Zymography of hyaluronidases was performed in 10% polyacrylamide gel under denaturing conditions as described earlier with minor changes47. Before application, the sample was mixed with a loading buffer (62.5 mM Tris, 100 mM DTT, 0.02% bromophenol blue, 10% glycerin, 0.2% SDS) in a ratio of 1 to 5 by volume, respectively. 2.5 \(\mu \)g of total protein was applied to the well. The stacking 3.75% polyacrylamide gel contained 0.5 M Tris-HCl (pH 6.8), 1% SDS. 0.05% ammonium persulfate and 0.01% TEMED were used for polymerization. The separating 10% gel contained 1.5 M Tris-HCl (pH 8.8), 1% SDS, 0.2 mg/ml of HA (Sigma H5338) or chondroitin sulfate (Sigma C4384) dissolved in bidistillate, as a substrate. 0.05% ammonium persulfate and 0.01% TEMED were used for polymerization. Electrophoretic separation was performed in a Tris-HCl-Glycine-SDS buffer containing 0.25 M Tris-HCl, 0.192 M glycine, 0.1% SDS, pH 9, at 4 \({}^\circ \)C, 50 mA, and 125 V for 4.5 h. After separation, the gel was washed with deionized water, then placed in a buffer containing 0.05 M HEPES and 3% Triton X100 for 1 h to remove SDS from the gel. After that, they were washed with deionized water and rinsed twice in a buffer containing 0.05 M HEPES and 0.15 M NaCl. Next, the gel was placed in an incubation buffer containing 0.15 M NaCl and 0.1 M HCOONa, pH 3.7 (adjusted with HCOOH) at 37 \({}^\circ \)C, for 16 h. After that, the gel was stained for 1 h in 1% alcyan blue, dissolved in 3% acetic acid. The gel was washed with a mixture of 7% acetic acid and 10% ethyl alcohol in two shifts of 1 h each.

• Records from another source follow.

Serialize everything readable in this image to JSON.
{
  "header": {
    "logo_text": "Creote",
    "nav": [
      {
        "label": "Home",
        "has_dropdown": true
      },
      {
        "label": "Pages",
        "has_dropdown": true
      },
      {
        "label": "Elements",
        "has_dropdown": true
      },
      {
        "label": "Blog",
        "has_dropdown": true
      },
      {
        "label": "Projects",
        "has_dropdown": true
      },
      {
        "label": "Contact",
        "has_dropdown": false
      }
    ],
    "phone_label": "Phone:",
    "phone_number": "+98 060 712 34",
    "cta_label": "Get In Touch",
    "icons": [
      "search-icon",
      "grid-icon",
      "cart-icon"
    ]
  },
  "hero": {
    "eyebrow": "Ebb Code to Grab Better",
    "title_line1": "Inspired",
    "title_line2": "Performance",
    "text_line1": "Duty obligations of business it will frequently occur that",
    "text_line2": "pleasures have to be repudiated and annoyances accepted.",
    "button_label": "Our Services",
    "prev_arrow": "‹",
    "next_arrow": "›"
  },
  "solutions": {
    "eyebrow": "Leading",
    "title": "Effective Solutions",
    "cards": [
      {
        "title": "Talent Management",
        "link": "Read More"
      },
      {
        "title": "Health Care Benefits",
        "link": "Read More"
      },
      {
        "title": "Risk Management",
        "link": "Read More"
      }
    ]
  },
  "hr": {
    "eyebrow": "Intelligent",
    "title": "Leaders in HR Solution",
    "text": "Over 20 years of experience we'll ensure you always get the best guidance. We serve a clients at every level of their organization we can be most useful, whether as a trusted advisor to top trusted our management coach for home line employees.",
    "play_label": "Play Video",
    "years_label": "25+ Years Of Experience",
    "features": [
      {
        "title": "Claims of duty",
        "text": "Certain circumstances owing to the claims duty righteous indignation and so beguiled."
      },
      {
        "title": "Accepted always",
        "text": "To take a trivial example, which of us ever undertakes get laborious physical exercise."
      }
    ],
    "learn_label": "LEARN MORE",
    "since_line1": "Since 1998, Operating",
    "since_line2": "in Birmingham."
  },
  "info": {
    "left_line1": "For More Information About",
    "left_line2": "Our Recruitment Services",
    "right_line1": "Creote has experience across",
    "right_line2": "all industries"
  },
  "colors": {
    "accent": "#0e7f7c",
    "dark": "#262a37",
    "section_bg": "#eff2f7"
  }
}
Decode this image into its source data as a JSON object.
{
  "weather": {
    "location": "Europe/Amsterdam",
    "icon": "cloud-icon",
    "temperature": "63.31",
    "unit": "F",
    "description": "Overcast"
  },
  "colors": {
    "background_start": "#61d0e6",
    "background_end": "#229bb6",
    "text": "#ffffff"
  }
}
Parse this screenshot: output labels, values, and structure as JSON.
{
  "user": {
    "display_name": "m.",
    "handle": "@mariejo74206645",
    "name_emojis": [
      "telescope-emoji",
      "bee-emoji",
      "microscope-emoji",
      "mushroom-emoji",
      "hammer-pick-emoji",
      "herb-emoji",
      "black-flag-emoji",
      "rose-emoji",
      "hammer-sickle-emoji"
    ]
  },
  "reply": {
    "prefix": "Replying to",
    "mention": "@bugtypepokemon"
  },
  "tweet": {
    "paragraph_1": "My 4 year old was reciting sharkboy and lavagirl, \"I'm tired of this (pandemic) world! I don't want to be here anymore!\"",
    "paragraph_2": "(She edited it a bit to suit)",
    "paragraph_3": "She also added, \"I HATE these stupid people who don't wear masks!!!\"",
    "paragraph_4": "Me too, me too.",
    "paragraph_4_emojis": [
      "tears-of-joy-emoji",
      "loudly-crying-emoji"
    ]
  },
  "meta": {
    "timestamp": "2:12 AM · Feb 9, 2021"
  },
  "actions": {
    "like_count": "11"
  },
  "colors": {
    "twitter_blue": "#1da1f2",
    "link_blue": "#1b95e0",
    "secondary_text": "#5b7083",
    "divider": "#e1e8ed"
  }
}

NMR spectroscopy of HA cleavage products

One-dimensional (1D) \(^1\)H-NMR spectra were acquired with a Bruker Avance III 600 spectrometer (The Core Facilities Centre of Institute of Theoretical and Experimental Biophysics of the RAS) operating at a frequency of 600 MHz (1H) and a probe temperature of 311 K or 315 K as described earlier19.

Ion-exchange chromatography

The products of hyaluronan cleavage were analyzed by ion-exchange chromatography on Mono Q 5/50 GL (Amersham Biosciences) column attached to the ProStar HPLC chromatographic system (Varian). Flow rate was 0.6 ml/min. Mobile phase A: 20 mM Tris-HCl, pH 7.4, mobile phase B: 20 mM Tris-HCl, pH 7.4, 1 M NaCl. Aliquots 50 \(\mu \)l were withdrawn from reaction mixture, diluted 10 fold with the Buffer A and applied to the column followed by the gradient elution according to the program: 4 min—0% B, 6 min—4% B, 59 min—14% B, 66 min—100% B. Absorbance spectra within range of 190–340 nm were collected using photodiode array detector and chromatograms at 210 nm and 232 nm were extracted for presentation.